Boeing CEO knew about warnings before second crash

Boeing's chief executive Dennis Muilenburg looking back at family members of the 737 Max crash victims during a Senate hearing on Capitol Hill on Tuesday. He was testifying before Congress for the first time since the crashes of two 737 Max jets that
Boeing's chief executive Dennis Muilenburg looking back at family members of the 737 Max crash victims during a Senate hearing on Capitol Hill on Tuesday. He was testifying before Congress for the first time since the crashes of two 737 Max jets that killed 346 people.PHOTO: NYTIMES

He testifies that pilot had warned about system in 737 Max that was a factor in crashes

WASHINGTON • Boeing's chief executive faced the grieving relatives of two deadly crashes of its 737 Max jet at an emotional congressional hearing this week, as US senators pummelled him with questions about whether the company should have grounded the plane before the second accident.

At times looking shaken, Mr Dennis Muilenburg on Tuesday said that if he could do it over again, he would have acted after the first crash, off the coast of Indonesia last October. "If we knew everything back then that we know now, we would have made a different decision," he testified.

He said Boeing officials had asked themselves "over and over" again why they did not ground the plane sooner.

"I think about you and your loved ones every day," Mr Muilenburg told the families, who at one point stood behind him holding up large photographs of the dead.

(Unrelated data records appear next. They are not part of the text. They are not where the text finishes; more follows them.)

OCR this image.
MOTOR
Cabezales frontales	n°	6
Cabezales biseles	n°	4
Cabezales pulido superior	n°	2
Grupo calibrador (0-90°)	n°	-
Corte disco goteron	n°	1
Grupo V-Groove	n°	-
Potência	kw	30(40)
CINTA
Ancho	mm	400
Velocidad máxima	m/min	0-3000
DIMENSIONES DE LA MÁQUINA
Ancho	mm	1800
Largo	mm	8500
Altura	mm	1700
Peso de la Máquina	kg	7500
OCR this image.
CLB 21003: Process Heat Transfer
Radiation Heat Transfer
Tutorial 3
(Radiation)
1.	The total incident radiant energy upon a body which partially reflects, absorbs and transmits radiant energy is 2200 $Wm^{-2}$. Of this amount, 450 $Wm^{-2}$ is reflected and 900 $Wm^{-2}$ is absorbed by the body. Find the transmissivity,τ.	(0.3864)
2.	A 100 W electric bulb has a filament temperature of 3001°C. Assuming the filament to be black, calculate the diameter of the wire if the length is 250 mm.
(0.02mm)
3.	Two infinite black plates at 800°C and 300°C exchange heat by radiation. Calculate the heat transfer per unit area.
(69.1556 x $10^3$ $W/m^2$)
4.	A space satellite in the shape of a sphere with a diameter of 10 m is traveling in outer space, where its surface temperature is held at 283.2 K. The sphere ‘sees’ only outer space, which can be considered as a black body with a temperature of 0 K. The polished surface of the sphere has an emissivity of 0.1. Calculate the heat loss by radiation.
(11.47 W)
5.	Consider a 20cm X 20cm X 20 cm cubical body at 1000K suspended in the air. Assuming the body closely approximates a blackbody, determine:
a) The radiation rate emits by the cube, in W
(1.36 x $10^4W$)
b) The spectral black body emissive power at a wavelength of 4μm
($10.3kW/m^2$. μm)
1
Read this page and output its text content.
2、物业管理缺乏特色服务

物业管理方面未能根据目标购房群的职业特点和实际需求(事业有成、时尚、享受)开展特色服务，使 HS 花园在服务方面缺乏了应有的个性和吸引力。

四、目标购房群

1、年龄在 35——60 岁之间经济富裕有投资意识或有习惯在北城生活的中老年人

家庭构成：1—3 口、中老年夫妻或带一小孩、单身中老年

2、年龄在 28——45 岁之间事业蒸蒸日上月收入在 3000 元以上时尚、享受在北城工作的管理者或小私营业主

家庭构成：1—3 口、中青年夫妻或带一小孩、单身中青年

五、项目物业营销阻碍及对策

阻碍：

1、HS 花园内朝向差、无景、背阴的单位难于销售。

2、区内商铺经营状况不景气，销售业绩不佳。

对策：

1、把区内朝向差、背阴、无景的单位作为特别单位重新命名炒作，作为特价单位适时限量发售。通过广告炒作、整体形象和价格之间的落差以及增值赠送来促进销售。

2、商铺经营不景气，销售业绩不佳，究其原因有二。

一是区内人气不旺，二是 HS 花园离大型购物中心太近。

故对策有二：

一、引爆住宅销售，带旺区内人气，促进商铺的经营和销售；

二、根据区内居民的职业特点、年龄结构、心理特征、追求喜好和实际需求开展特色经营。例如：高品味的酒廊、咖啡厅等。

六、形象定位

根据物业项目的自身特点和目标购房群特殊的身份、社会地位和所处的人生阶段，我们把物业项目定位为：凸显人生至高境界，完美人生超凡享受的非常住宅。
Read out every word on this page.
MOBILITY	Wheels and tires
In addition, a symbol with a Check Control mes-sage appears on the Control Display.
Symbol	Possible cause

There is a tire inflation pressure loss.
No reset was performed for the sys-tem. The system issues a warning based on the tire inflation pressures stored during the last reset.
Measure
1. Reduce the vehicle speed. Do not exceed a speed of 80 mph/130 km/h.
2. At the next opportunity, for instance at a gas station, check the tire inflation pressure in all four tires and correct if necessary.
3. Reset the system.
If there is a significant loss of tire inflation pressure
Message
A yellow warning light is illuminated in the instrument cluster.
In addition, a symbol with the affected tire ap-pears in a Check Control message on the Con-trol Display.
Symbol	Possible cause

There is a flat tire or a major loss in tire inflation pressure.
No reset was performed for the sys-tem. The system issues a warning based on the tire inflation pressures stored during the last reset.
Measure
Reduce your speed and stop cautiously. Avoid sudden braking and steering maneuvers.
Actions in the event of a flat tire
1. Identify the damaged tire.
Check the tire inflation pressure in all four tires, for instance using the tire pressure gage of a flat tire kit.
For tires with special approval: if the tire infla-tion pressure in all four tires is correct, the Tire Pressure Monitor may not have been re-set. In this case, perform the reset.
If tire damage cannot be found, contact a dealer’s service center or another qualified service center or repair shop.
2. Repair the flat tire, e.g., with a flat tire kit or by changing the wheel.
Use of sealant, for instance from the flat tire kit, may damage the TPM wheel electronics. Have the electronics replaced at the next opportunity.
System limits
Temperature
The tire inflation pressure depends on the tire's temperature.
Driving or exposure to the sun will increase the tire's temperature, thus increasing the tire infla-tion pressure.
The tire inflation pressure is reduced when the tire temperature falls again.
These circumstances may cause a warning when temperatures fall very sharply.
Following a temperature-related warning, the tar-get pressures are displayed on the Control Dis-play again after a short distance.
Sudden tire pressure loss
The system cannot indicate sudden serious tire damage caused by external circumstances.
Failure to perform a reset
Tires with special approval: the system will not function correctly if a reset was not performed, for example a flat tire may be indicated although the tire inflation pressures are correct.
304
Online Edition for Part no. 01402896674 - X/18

Mr Muilenburg acknowledged for the first time that he knew before the second crash that a top pilot had voiced concerns about the plane while it was in development. The admission will most likely lead to more questions about why Boeing did not act more decisively before that crash, of Ethiopian Airlines Flight 302, on March 10.

Two days after that crash, Mr Muilenburg called President Donald Trump to defend the safety of the Max. The plane was grounded, however, on March 13, although the United States waited longer than most other countries to act.

The two accidents killed 346 people and have thrown the company into crisis and roiled the global aviation industry.

Mr Muilenburg, who had spent weeks preparing for his appearance, was measured throughout more than two hours of testimony, which occurred on the anniversary of the crash of Lion Air Flight 610, in Indonesia. The mood in the hearing room was tense. Multiple senators asked Mr Muilenburg to address families of crash victims seated behind him.

The chief executive, who has been criticised for failing to convey sympathy after the crashes, apologised to the families directly in his opening remarks. "We are sorry," he said. "Deeply and truly sorry."

Mr Muilenburg was due to appear yesterday in front of the House transportation committee, which has been leading the congressional investigation into the 737 Max and is expected to adopt an even more adversarial stance.

During several tense exchanges on Tuesday, senators on the commerce committee sharply criticised Boeing's handling of the situation. Mr Muilenburg said in his opening remarks that the company had "made mistakes", and he vowed to redouble its focus on safety.

Boeing faces multiple federal investigations into the design of the plane, including a criminal inquiry led by the Justice Department.

Some of the most intense questioning concerned messages that a pilot central to the plane's development sent to a colleague in November 2016, months before the plane was certified by regulators.

 
 
 
 

The pilot, Mr Mark Forkner, said in the messages that he had "unknowingly" lied to the Federal Aviation Administration (FAA) about the system, which was "running rampant" in the flight simulator and causing him trouble. The system, known as MCAS, ultimately contributed to both crashes. Boeing provided the messages to the Justice Department in February, though it did not give them to lawmakers or the FAA until this month.

Mr Muilenburg said he became aware of Mr Forkner's messages "prior to the second crash". He said he "didn't see the details of this exchange until recently". He added that Boeing was "not sure" what the pilot meant in the messages to his colleague and noted that the company had not been able to speak to Mr Forkner, who now works for Southwest Airlines.

"You're the CEO; the buck stops with you," said Senator Ted Cruz, adding: "How did you not in February set out a nine-alarm fire to say 'we need to figure out exactly what happened', not after all the hearings, not after the pressure but because 346 people have died and we don't want another person to die?"